The Social Security Administration was called out by an analyst for passing along a blatantly inaccurate claim about the Republican domestic policy bill.
President Donald Trump and other Republicans have spent months making false claims about the One Big Beautiful Bill Act that narrowly passed last week, as well as equally bogus warnings about what would happen if the bill failed, but MSNBC's Steve Benen said that one falsehood stood out as particularly egregious.
"[There's] one claim in particular that the White House and its partners have been especially excited about: the idea that the far-right megabill eliminated taxes on Social Security benefits — a claim Trump and other Republicans have leaned into with unnerving enthusiasm, before and after the legislation cleared Capitol Hill," Benen wrote.
Social Security officials peddled the same misinformation in an email to beneficiaries, saying that Trump's tax cuts would eliminate federal taxes on entitlement benefits for nearly 90 percent of recipients, which Benen said was simply not true.
"First and foremost, the idea that the megabill eliminates federal taxes on Social Security — a claim Trump has made repeatedly of late — is plainly false," he wrote. "In fact, congressional Republicans relied on the budget reconciliation process to advance the package, and it’s procedurally impossible to change Social Security through this complex process."
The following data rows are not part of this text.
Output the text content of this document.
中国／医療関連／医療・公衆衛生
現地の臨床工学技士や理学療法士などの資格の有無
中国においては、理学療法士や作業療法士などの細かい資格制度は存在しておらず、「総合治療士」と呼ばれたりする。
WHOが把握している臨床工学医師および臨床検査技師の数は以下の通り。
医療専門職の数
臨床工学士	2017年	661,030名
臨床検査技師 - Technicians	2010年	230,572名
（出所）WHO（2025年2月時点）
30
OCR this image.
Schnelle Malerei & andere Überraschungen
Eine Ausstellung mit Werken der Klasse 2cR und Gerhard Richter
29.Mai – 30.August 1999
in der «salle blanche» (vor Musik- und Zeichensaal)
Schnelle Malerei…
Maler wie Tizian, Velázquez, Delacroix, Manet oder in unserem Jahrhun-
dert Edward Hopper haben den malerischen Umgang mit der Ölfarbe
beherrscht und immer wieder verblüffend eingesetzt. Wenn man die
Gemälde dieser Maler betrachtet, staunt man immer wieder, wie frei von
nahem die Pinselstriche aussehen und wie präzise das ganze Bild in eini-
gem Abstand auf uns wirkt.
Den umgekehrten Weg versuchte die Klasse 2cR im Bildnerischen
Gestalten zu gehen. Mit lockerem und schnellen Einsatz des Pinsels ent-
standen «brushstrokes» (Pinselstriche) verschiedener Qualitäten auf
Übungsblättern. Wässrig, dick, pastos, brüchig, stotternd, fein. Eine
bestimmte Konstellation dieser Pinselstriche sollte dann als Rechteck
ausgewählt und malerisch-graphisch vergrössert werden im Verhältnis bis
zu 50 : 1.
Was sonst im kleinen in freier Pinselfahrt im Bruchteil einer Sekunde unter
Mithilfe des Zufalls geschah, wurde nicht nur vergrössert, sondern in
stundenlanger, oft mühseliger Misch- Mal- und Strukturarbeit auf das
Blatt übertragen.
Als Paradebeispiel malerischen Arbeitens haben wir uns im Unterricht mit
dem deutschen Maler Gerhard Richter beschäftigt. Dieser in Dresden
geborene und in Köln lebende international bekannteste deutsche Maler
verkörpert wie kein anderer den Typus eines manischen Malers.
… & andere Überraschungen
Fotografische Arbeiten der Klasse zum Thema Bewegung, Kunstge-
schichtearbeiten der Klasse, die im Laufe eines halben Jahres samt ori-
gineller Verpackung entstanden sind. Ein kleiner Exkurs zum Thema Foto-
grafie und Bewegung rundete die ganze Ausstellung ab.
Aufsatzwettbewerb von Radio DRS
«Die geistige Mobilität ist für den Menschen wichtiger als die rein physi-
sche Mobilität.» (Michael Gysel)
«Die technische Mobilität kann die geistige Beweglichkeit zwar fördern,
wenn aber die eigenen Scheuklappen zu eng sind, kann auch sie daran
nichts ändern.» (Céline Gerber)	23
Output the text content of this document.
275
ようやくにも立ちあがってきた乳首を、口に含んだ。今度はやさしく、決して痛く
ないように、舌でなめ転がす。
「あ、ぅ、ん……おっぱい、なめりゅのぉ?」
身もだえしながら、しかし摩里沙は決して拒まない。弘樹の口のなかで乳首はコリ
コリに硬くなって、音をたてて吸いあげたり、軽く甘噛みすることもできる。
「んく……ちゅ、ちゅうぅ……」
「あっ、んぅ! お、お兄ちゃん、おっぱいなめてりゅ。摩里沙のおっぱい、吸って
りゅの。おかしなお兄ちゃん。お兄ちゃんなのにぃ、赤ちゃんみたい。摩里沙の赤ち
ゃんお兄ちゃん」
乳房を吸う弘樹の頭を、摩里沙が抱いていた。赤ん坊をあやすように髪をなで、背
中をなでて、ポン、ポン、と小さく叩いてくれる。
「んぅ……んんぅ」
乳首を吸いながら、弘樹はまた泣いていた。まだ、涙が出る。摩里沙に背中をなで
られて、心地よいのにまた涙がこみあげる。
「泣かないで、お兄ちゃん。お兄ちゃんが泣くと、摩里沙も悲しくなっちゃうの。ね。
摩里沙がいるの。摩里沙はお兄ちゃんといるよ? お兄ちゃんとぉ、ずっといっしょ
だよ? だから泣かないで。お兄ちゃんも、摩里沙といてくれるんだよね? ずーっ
The GOP legislation will allow individuals and couples who are older than 65 to get additional deductions provided their incomes fall beneath a certain ceiling – $75,000 for single filers or $150,000 for married joint filers – and above those income levels the deduction gets smaller and then goes away at $175,000 for singles and $250,000 for couples.
"In other words, yes, many seniors will get a new tax break, but (a) it’s temporary, unlike the tax giveaways to the wealthy; (b) it doesn’t apply to everyone; and (c) to characterize this as eliminating taxes on Social Security benefits is ridiculous," Benen wrote.
Americans largely take many politicians – Trump especially – with a grain of salt, but Benen said they ought to be able to rely on ostensibly apolitical federal agencies for accurate information, but SSA violated the public trust by passing along GOP spin on the budget deal.
"Here we are, watching the SSA join a list of politicized agencies, being used as partisan tools in the White House's political toolbox, creating a dynamic in which Americans, going forward, won’t know whether they can trust the next message they receive from the government about the Social Security," Benen wrote.